Daiwa House Logistics Trust (DHLT), with a debut portfolio of logistics assets in Japan, may be Singapore’s largest initial public offering (IPO) this year, but Clarence Chu, an analyst/Insight provider at Aequitas Research, said there’s not much reason to buy.
“While valuation relative to peers seems fair, we see no compelling reason to buy the REIT as other Singapore-listed industrial/logistics REITs offer similar yields while having a much larger and diversified portfolio,” said Chu, who publishes on SmartKarma.
“Future yields could dwindle, and there are other SGX-listed REITs with larger diversified portfolios that offer similar or slightly higher yields,” Chu said.
The trust, which is expected to begin trade on Friday, has an initial portfolio of 14 logistics and industrial real estate assets, and is aiming to raise gross proceeds of S$540 million, with an IPO price of S$0.80 a unit.

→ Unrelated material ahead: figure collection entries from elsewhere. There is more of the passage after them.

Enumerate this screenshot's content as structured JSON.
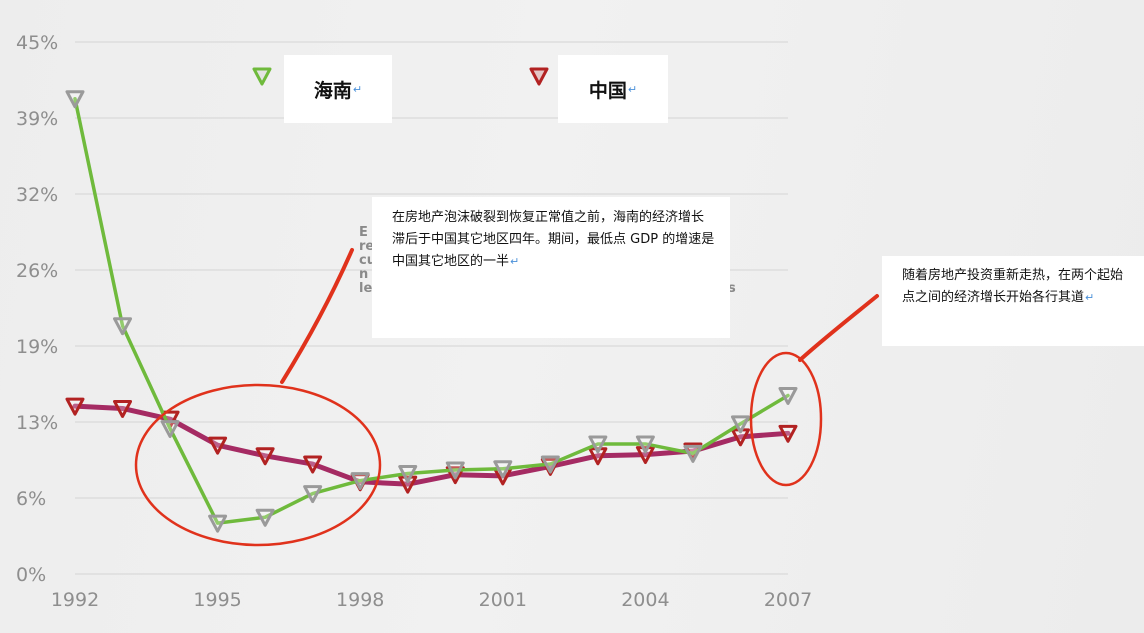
{
  "chart_data": {
    "type": "line",
    "title": "",
    "xlabel": "",
    "ylabel": "",
    "x": [
      1992,
      1993,
      1994,
      1995,
      1996,
      1997,
      1998,
      1999,
      2000,
      2001,
      2002,
      2003,
      2004,
      2005,
      2006,
      2007
    ],
    "x_ticks": [
      "1992",
      "1995",
      "1998",
      "2001",
      "2004",
      "2007"
    ],
    "y_ticks": [
      "0%",
      "6%",
      "13%",
      "19%",
      "26%",
      "32%",
      "39%",
      "45%"
    ],
    "y_tick_values": [
      0,
      6.43,
      12.86,
      19.29,
      25.71,
      32.14,
      38.57,
      45
    ],
    "ylim": [
      0,
      45
    ],
    "grid": "horizontal",
    "series": [
      {
        "name": "海南",
        "color": "#6fba3c",
        "marker_color": "#9a9a9a",
        "values": [
          40.2,
          21.0,
          12.3,
          4.3,
          4.8,
          6.8,
          7.9,
          8.5,
          8.8,
          8.9,
          9.3,
          11.0,
          11.0,
          10.2,
          12.7,
          15.1
        ]
      },
      {
        "name": "中国",
        "color": "#a52b63",
        "marker_color": "#b22222",
        "values": [
          14.2,
          14.0,
          13.1,
          10.9,
          10.0,
          9.3,
          7.8,
          7.6,
          8.4,
          8.3,
          9.1,
          10.0,
          10.1,
          10.4,
          11.6,
          11.9
        ]
      }
    ]
  },
  "legend": {
    "hainan": "海南",
    "china": "中国"
  },
  "annotations": {
    "main_note": "在房地产泡沫破裂到恢复正常值之前，海南的经济增长滞后于中国其它地区四年。期间，最低点 GDP 的增速是中国其它地区的一半",
    "right_note": "随着房地产投资重新走热，在两个起始点之间的经济增长开始各行其道",
    "ghost_lines": [
      "E",
      "re",
      "cu",
      "n",
      "le"
    ],
    "ghost_tail": "s",
    "return_mark": "↵"
  },
  "colors": {
    "highlight_circle": "#e0321c",
    "grid": "#d4d4d4",
    "tick_text": "#8e8e8e"
  }
}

Distribution per unit (DPU) is estimated at 1.25 Singapore cents and 5.21 Singapore cents, respectively, for distribution yield of around 6.3 percent to 6.5 percent, the prospectus said.
Chu noted the 6.5 percent dividend yield was at the higher end for its Singapore-listed peers, but that assumed a 100 percent dividend payout for fiscal 2021 and 2022. After 2022, the dividend payout policy shifts to at least 90 percent of distributable income, which could drag the yield to around 5.88 percent, he noted.
That was in comparison with AIMS APAC REIT — DHLT’s closest peer based on valuation, assets under management (AUM) and net leasable area — which has a fiscal 2023 estimated yield around 50 basis points higher, Chu estimated.
Compared with selected Japanese listed peers, DHLT is the smallest, but with the longest weighted average lease expiry (WALE), likely as most leases were signed recently, Chu noted.
Japan-listed logistics REIT’s tend to trade at yields of around 2 percent to 3 percent, however, he said.
“It then begs the question of why the REIT decided to list on SGX, when it was willing to offer it at an attractive half the valuation in terms of dividend yield and P/NAV [price-to-net asset value], coupled with a liquid REIT market in Japan with over 60 REITs trading,” he said.
To be sure, DHLT’s prospectus noted its sponsor has a growing pipeline of assets in Southeast Asia, which is also seeing strong growth in the logistics and industrial sector. DHLT will have right of first refusal (ROFR) over a pipeline of assets in Japan and Southeast Asia, the prospectus said.
In a recent article from The Edge Singapore, Takeshi Fujita, CEO of DHLT’s manager, said targeting Japan’s regional markets gives the REIT’s yield a fillip, as the areas are both attractive and overlooked, with strong and growing demand.